A total of 87 newly diagnosed adult DLBCL patients were enrolled and had peripheral blood samples collected for immune cell subtyping. Of these, 69 of the 87 patients also had stool or tumor-associated samples submitted for metagenomic sequencing to assess microbiota composition. Patients were grouped according to NCCN-IPI risk categories: low-risk, low-intermediate-risk, intermediate-high-risk, and high-risk.

What were the most important findings?

Metagenomic sequencing identified 10 bacterial phyla, 31 orders, and 455 bacterial species across the 69 profiled DLBCL patients. Six bacteria showed abundance differences of note, including Blautia sp. CAG 257, Actinomyces sp. S6 Spd3, Streptococcus parasanguinis, Bacteroides salyersiae, and Enterococcus faecalis.
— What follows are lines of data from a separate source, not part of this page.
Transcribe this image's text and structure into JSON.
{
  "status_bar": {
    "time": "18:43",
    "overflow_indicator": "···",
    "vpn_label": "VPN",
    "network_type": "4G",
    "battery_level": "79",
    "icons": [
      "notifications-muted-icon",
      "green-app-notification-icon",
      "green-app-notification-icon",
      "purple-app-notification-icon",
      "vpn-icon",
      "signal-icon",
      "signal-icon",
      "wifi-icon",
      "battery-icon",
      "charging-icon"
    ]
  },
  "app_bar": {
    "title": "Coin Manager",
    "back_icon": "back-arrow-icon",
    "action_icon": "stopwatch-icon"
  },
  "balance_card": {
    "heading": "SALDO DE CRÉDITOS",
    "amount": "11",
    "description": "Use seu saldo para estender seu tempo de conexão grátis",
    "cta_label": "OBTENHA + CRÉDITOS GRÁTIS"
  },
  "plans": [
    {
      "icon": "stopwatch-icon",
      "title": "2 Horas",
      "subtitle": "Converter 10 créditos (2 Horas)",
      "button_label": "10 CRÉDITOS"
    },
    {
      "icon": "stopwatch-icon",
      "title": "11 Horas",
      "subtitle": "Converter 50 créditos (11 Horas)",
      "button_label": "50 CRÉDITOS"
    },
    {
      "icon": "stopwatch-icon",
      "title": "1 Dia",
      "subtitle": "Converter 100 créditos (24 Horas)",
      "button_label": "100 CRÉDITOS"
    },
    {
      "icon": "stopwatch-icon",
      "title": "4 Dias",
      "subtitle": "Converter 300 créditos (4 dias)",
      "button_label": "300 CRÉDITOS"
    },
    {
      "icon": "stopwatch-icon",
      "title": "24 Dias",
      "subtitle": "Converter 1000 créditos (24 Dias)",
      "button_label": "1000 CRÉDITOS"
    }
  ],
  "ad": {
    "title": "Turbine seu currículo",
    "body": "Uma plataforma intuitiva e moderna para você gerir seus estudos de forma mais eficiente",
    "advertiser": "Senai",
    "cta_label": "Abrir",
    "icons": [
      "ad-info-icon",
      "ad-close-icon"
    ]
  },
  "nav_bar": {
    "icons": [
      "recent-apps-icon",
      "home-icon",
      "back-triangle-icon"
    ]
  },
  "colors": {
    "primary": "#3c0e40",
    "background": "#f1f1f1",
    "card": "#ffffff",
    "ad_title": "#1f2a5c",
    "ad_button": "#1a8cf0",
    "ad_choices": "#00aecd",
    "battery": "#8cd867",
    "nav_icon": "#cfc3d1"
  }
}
The abstract does not mention Bacteroides fragilis, polysaccharide A, or the B. fragilis toxin, so this study's findings center on other bacterial taxa and their association with NCCN-IPI risk groups and peripheral immune cell subsets.

What are the greatest implications of this study?

By linking specific gut bacterial abundances to NCCN-IPI prognostic risk groups and peripheral immune cell subtypes, this work suggests the gut microbiome may play a role in shaping immune status and disease risk stratification in DLBCL. These integrated microbiome-immune signatures could eventually inform prognostic tools or risk-adapted monitoring for newly diagnosed patients. Further validation would be needed before such microbiota features could guide clinical decision-making in lymphoma care.